By Cyril Tuohy
A bill pending in the Maryland Legislature that would raise deductibles for self-insured small businesses has opponents and some business groups fuming that they will have fewer choices with which to cover their employees.
A decade ago, when small businesses could find group coverage at a reasonable price, such a proposal might have gone unnoticed.
But since passage of the Affordable Care Act (ACA) and the era of unlimited lifetime maximums, pressure on self-insured companies to protect themselves from catastrophically severe claims has increased. This means that any attempt to restrict access to stop-loss coverage is seen as bad news.
Stop-loss experts say the ACA’s unlimited lifetime maximum payments for underlying medical plans will lead to higher-severity claims, and ACA employer health insurance mandates will lead to the expansion of covered lives.
Self-insured businesses buy stop-loss coverage to protect themselves against catastrophic claims, claims so large that they threaten the financial solvency of a company. But in Maryland, a lawmaker has proposed raising the deductible for self-insured employers to $40,000 before medical stop-loss coverage kicks in.
Under Maryland law, self-insured businesses with an average of 50 employees must reach a minimum threshold of $10,000 before triggering stop-loss coverage.
Business groups are against the bill backed by CareFirst BlueCross BlueShield, the state’s largest health insurer.
Preventing more businesses from leaving the fully-insured small group market avoids what the industry calls “adverse selection.” This is a situation in which there are not enough young, healthy lives to offset less healthy, often older and typically more costly lives in the risk pool.
“I think at the end of the day, as policy makers, we have to decide how valuable is the small group and I would say to you it’s very, very important,” the bill’s sponsor, State Sen. Thomas M. Middleton, said in an article published in the Washington Business Journal earlier in March.
The National Federation of Independent Businesses has come out against the bill. In addition, Mike McMullin, president of the Carroll County Chamber of Commerce, said the bill would “essentially eliminate small group self-funding” as an employer option for health benefits.
“Limiting options is not in the best interest of businesses in the state of Maryland,” McMullin said in written comments opposing the bill.
Insurance brokers and financial advisors also say the bill will limit the insurance choices available for small businesses even if the bill has little impact on national stop-loss carriers.
Brad Nieland, vice president of stop-loss for Sun Life Financial, said that raising the deductible will make it more difficult for business owners who choose to self-insure to provide coverage for workers. Medical coverage helps small businesses attract qualified employees.

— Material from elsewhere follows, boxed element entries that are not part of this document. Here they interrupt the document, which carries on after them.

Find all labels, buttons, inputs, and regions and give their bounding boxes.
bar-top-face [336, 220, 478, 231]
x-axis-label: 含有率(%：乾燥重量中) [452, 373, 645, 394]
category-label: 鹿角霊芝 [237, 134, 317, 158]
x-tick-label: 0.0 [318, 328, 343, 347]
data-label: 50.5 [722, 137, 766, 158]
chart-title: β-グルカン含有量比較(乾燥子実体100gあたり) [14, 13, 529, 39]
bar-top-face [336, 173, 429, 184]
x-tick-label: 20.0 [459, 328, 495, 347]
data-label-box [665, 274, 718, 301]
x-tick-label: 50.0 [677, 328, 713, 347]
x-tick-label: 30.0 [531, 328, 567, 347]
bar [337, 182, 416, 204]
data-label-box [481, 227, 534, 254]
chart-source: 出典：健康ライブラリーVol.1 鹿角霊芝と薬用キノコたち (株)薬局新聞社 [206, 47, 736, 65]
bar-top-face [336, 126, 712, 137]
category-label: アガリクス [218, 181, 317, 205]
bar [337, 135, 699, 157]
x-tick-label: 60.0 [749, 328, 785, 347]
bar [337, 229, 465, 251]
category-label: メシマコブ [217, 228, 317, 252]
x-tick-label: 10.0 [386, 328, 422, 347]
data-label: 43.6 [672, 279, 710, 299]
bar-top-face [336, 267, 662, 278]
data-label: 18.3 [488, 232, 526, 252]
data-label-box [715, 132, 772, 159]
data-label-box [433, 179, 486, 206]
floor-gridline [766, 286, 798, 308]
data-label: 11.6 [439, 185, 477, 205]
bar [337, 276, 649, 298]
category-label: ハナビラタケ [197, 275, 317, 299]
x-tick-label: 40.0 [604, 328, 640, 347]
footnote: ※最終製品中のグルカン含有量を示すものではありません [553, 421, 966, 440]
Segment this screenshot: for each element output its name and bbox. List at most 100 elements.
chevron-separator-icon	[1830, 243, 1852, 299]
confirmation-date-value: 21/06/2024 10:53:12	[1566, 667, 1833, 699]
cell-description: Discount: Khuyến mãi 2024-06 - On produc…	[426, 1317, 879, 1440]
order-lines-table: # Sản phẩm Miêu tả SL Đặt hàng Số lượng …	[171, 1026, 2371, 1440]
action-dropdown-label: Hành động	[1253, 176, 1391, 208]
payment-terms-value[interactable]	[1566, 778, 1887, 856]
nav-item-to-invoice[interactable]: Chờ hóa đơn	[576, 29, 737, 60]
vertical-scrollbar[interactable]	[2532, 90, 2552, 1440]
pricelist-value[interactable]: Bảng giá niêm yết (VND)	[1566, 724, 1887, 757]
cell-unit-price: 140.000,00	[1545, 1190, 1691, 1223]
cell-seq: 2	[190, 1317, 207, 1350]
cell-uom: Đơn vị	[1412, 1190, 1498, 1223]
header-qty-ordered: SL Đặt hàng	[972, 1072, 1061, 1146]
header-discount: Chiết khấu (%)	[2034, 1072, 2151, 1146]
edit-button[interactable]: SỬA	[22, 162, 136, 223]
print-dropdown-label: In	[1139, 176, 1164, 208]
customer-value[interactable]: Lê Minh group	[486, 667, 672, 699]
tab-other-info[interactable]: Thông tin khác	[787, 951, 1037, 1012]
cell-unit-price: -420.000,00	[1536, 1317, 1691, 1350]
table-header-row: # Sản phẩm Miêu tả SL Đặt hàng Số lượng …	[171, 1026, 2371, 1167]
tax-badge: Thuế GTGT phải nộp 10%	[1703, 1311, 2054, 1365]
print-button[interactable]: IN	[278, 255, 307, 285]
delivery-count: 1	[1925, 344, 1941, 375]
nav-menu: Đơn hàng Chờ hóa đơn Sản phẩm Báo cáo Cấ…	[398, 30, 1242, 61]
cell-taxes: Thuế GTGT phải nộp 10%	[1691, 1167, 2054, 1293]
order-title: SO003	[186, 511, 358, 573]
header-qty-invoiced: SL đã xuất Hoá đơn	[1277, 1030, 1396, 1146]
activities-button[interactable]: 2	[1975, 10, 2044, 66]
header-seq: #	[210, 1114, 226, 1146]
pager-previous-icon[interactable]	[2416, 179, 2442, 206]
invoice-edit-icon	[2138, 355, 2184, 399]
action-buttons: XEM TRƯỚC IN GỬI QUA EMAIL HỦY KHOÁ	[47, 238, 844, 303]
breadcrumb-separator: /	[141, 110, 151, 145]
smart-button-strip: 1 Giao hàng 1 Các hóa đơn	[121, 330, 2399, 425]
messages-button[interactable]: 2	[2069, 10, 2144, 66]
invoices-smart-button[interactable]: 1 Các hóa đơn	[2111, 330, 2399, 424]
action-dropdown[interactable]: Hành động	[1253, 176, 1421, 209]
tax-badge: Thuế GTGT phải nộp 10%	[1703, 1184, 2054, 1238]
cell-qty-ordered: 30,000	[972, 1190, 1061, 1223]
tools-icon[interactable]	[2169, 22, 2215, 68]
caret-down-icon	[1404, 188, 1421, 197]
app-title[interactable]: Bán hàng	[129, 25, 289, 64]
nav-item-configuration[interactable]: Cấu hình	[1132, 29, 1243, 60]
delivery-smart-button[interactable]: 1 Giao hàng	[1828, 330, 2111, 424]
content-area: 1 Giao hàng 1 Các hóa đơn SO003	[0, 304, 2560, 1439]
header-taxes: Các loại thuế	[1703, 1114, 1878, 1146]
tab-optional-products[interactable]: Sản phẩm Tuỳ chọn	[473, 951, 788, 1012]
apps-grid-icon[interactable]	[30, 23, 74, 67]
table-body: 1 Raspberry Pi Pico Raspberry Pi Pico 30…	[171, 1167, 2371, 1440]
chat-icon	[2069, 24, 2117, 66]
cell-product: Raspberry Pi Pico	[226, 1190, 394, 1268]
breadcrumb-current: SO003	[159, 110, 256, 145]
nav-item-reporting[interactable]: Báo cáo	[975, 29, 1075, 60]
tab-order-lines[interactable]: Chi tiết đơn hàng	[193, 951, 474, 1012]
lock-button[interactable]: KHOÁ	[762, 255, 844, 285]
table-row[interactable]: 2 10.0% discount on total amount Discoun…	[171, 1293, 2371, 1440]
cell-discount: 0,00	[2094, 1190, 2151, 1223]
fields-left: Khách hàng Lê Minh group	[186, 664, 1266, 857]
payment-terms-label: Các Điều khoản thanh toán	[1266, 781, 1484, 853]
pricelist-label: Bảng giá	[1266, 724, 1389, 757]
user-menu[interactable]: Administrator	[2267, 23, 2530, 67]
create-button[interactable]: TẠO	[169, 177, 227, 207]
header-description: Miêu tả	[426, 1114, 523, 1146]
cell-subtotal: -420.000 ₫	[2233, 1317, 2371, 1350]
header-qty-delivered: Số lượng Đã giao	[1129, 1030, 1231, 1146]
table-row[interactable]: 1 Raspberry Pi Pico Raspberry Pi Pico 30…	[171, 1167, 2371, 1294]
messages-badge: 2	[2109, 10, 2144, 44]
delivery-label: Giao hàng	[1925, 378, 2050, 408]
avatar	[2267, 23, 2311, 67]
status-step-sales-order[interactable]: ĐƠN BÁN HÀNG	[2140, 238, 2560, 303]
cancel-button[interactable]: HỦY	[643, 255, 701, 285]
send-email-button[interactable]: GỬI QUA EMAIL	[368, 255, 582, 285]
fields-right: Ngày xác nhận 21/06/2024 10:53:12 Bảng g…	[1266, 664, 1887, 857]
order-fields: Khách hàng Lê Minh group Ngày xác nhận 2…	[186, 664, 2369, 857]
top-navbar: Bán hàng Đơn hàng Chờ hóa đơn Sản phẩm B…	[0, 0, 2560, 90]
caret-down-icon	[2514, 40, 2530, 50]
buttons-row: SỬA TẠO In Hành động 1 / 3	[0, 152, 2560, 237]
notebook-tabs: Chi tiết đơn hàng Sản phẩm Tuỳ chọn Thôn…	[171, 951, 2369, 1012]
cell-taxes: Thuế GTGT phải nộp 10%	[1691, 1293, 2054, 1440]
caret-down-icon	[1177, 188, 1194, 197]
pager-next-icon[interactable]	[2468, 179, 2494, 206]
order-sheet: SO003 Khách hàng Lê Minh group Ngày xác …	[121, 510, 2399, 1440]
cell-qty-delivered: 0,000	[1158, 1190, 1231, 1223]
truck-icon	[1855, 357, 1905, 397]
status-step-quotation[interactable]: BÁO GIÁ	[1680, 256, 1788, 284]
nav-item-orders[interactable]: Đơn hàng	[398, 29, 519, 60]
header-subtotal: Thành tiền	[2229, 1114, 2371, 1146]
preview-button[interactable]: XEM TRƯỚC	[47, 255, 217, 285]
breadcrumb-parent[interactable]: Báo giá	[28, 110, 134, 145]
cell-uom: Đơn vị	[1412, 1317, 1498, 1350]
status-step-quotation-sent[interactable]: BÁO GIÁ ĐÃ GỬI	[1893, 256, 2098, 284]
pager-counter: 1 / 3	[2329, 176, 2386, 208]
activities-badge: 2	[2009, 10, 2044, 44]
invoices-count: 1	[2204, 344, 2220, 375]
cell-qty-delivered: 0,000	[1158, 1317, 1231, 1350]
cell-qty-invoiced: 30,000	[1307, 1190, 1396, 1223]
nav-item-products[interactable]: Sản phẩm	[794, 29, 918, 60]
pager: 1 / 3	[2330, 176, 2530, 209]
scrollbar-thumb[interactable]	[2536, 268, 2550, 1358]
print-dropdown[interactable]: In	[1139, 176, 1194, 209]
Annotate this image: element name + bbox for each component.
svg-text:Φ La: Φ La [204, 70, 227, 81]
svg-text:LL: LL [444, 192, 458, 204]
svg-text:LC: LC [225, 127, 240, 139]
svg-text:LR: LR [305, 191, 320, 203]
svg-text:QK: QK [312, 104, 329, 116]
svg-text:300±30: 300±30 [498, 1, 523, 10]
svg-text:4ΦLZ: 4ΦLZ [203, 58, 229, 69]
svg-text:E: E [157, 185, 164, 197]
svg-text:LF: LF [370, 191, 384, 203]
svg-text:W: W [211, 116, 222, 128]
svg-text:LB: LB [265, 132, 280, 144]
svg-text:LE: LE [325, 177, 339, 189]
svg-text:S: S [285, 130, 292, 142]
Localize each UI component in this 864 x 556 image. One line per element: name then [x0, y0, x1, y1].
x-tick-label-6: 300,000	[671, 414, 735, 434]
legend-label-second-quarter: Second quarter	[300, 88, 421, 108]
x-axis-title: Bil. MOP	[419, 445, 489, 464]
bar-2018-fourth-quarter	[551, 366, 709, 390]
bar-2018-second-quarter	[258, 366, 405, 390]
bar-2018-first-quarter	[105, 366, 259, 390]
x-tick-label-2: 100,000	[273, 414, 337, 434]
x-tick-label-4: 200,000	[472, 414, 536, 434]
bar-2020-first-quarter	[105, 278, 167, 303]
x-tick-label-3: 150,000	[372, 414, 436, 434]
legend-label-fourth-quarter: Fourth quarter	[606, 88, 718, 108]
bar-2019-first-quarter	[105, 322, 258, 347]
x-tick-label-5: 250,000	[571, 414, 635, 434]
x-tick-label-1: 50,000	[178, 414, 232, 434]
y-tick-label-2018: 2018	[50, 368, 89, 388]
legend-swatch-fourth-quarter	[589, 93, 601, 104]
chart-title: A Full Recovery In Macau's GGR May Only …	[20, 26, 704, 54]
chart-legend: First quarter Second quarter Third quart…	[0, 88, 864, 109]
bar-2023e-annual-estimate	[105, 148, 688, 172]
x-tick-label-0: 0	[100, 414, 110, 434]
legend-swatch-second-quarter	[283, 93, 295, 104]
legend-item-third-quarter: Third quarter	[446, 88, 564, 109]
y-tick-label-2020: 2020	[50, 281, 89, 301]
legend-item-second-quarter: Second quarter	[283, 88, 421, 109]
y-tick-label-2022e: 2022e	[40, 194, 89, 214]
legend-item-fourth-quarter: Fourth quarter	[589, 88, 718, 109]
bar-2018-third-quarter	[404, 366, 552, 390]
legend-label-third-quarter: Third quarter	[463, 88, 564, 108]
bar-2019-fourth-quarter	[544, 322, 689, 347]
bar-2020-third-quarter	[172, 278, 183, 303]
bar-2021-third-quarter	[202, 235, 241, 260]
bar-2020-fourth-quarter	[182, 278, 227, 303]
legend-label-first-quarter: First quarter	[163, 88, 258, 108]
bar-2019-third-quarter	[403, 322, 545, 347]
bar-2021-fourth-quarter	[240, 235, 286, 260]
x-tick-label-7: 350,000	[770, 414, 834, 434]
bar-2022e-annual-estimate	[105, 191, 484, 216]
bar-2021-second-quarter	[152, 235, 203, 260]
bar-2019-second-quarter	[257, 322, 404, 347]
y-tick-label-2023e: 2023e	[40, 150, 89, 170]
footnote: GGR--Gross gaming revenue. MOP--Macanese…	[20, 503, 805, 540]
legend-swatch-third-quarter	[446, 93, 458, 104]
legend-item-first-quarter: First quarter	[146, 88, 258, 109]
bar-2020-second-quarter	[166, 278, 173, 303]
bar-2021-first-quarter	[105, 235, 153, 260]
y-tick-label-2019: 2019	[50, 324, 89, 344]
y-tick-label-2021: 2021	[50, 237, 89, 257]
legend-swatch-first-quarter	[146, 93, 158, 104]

“We view the increase to $40,000 as essentially limiting choice to small employers,” Nieland told InsuranceNewsNet. Sun Life Financial, a top carrier of stop-loss benefits in the U.S., has more than $1 billion in in-force stop-loss premium.
“Putting limits on deductible is a form of regulating stop-loss,” Nieland added. “It limits the ability of employers to buy stop-loss, and I do think it’s an attempt at regulation.”
It’s not clear how many estimated businesses would elect to drop coverage if the bill were passed and signed into law.
An analysis by the Department of Legislative Services of the Maryland General Assembly shows that for groups of 50 or fewer covered employees, the median stop-loss deductible was $30,000. For groups of 51 to 100 employees, the median deductible was $45,000.
Raising the deductible means small businesses take on more risk in electing to cover their employees, but businesses that decide to offer coverage also could end up paying lower stop-loss premiums, the legislative analysts found.
Bryson Popham, a lobbyist representing the Maryland Association of Health Underwriters and the National Association of Insurance and Financial Advisors-Maryland, told Washington Business Journal that to “adopt a bill this far reaching without examining the consequences, both intended and unintended, is something the general assembly rarely does.”
For many businesses, self-insurance is often cheaper than pursuing coverage in the fully-insured market and many large companies resort to self-insurance because they have the financial resources to pay the claims.
But for cash-strapped small businesses, where cash flow is considered the lifeblood, higher deductibles entail a financial sacrifice, just as a driver might take on more risk by raising the collision deductible from $500 to $1,500 per accident, even if it means lower premiums.
Self-funding has traditionally been limited to 8 percent to 16 percent of companies with between one and 100 full-time employees, according to Robert C. Pozen, a senior fellow in economic studies with The Brookings Institution.
Pozen says in a blog post that in the future, “these statistics may change dramatically” as the ACA creates new incentives for small companies to self-fund their health care plans.